Bruce Campbell, Jr. was driving a vehicle insured by defendant. After the vehicle stalled and Campbell could not restart it, he pushed the vehicle down a hill to a safer spot, pushed it to the shoulder of the road against a snowbank, turned on its hazard flashers, locked the doors and walked home. Approximately 15 minutes later, he returned in another vehicle and attempted to jump start the disabled vehicle. These attempts were fruitless. Campbell then locked the vehicle again and went to a friend's home in order to get someone to tow the disabled vehicle. About 20 to 25 minutes later, as he was heading back to the vehicle, he was informed that two snowmobiles had collided with the disabled car. Plaintiff, who was operating one of those snowmobiles, was injured. After defendant denied plaintiff's request for no-fault benefits, plaintiff commenced this action. The sole issue was whether the disabled vehicle was in "use or operation" at the time of the accident, thus permitting plaintiff to recover no-fault benefits pursuant to Insurance Law § 5103 (a) (1). After a bench trial, Supreme Court found that the vehicle was in use and granted judgment to plaintiff. We agree.

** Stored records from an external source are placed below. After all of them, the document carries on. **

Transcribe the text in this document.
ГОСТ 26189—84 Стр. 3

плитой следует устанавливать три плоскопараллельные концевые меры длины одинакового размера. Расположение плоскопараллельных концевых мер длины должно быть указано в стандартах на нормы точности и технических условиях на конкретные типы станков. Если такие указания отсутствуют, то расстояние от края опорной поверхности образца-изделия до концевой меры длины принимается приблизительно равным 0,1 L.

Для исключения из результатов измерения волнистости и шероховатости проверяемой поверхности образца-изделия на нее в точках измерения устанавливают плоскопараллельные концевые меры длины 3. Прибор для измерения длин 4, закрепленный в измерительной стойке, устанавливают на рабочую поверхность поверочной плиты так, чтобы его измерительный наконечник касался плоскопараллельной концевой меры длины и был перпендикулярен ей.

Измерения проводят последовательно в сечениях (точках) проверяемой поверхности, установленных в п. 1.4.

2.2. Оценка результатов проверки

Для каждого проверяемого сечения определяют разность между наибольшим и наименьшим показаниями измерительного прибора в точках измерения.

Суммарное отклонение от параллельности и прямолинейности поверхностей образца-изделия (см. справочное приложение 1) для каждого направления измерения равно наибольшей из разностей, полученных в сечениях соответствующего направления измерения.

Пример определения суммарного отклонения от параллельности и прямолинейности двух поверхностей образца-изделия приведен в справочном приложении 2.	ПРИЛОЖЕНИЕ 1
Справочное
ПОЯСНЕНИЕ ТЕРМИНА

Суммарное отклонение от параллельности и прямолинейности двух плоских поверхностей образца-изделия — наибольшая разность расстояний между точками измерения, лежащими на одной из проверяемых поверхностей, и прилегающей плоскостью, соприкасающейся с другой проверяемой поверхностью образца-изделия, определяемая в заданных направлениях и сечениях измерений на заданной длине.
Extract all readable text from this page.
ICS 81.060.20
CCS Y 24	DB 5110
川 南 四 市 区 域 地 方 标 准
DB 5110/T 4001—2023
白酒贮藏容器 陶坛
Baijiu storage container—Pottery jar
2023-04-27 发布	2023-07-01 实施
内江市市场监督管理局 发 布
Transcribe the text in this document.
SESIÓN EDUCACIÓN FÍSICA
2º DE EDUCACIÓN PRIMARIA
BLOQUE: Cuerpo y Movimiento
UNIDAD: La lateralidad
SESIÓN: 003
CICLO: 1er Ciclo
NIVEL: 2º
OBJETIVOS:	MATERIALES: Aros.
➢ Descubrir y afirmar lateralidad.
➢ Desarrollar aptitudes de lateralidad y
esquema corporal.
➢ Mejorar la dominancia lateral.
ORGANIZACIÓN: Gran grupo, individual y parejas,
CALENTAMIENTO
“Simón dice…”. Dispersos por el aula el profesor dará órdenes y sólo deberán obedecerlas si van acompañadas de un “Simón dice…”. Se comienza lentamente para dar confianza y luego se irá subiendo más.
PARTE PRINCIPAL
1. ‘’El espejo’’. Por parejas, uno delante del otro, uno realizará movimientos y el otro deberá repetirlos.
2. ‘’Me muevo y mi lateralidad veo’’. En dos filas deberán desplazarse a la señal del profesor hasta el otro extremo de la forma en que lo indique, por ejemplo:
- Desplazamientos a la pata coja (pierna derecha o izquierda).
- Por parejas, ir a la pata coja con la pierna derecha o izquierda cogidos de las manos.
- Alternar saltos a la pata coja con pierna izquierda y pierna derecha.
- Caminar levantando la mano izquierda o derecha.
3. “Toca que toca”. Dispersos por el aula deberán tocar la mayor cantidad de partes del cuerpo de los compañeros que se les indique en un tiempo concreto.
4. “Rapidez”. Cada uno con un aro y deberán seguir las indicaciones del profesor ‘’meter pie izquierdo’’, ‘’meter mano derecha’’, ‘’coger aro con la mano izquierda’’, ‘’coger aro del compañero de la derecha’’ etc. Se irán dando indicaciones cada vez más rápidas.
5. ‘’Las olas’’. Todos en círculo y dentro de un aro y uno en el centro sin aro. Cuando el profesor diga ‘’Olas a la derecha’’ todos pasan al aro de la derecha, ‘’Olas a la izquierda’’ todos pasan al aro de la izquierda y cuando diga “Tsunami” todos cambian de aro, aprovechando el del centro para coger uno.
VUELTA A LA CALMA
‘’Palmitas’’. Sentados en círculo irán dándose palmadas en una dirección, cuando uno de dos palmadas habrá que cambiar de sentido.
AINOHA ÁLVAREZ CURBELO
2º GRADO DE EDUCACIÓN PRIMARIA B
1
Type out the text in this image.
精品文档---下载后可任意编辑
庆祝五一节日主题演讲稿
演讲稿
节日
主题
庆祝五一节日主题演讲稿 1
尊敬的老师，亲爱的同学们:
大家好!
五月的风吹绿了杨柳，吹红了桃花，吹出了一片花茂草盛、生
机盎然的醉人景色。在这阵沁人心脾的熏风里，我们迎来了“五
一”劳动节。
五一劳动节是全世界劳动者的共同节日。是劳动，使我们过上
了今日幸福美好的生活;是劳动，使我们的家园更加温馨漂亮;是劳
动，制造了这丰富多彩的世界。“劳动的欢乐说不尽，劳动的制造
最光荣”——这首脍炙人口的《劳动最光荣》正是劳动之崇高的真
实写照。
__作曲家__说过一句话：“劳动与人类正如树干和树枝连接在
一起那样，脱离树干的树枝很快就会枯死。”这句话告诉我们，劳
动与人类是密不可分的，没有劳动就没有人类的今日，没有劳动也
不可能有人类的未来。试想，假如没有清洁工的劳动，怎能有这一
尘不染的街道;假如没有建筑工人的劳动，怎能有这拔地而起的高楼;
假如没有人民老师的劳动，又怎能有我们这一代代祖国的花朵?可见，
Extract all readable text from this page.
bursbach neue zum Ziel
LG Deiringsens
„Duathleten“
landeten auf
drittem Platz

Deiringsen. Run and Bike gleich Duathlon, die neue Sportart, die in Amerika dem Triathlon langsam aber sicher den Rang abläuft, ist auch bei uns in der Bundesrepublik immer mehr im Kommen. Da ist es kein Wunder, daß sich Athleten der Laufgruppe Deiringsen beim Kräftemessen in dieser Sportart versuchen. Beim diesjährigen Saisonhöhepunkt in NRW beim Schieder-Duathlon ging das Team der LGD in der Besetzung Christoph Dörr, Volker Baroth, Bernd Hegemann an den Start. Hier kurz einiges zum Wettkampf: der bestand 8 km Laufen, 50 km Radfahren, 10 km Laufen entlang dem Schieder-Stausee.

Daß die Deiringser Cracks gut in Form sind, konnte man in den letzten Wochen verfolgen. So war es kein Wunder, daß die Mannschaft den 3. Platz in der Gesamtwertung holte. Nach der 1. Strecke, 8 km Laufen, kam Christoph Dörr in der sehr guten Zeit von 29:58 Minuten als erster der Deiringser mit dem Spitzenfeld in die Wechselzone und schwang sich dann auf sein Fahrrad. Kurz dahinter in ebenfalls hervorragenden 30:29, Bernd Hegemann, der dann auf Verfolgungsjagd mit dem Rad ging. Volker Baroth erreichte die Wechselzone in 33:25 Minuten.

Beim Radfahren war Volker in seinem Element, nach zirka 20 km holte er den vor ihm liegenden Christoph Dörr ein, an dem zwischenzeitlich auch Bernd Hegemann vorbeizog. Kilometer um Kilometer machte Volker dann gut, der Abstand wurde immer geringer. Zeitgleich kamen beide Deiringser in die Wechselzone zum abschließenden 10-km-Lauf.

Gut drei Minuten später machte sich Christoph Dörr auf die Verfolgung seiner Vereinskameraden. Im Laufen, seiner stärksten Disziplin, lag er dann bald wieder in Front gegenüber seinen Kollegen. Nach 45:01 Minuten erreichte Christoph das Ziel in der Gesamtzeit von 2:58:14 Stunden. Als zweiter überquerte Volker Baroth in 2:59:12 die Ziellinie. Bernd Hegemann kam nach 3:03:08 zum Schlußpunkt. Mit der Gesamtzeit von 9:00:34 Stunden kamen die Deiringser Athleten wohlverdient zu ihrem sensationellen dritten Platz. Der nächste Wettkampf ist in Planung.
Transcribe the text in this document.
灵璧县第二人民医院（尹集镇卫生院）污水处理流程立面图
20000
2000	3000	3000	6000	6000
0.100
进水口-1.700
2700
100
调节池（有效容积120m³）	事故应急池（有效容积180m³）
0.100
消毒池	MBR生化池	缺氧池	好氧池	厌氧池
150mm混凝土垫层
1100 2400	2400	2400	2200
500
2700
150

In McConnell v Fireman's Fund Am. Ins. Co. (49 AD2d 676 ), the plaintiff, while operating a snowmobile, struck a locked, unoccupied automobile parked on the street. The Fourth Department held that the automobile was not in "use" within the meaning of the Insurance Law (id. at 677). Unlike the vehicle owner in McConnell, Campbell did not voluntary place his vehicle near his residence intending that to be his permanent parking place for the night (cf. Wooster v Soriano, 167 AD2d 233 ). He experienced an unplanned stop due to the temporary disability of his car in a place where a vehicle would not normally be parked. Campbell activated the hazard lights to warn other drivers, and his sole purpose in leaving the vehicle was to gain assistance to return and retrieve it as soon as possible. These circumstances constituted an "on-going activity relating to the vehicle" which would necessitate a conclusion that the vehicle was in use (compare Matter of Celona v Royal Globe Ins. Co., 85 AD2d 635 ; Gering v Merchants Mut. Ins. Co., 75 AD2d 321, 323 ). Because the vehicle he struck was in "use or operation" at the time of the accident, plaintiff is entitled to no-fault benefits.
Cardona, P.J., Crew III, Peters and Mugglin, JJ., concur. Ordered that the order and judgment is affirmed, with costs.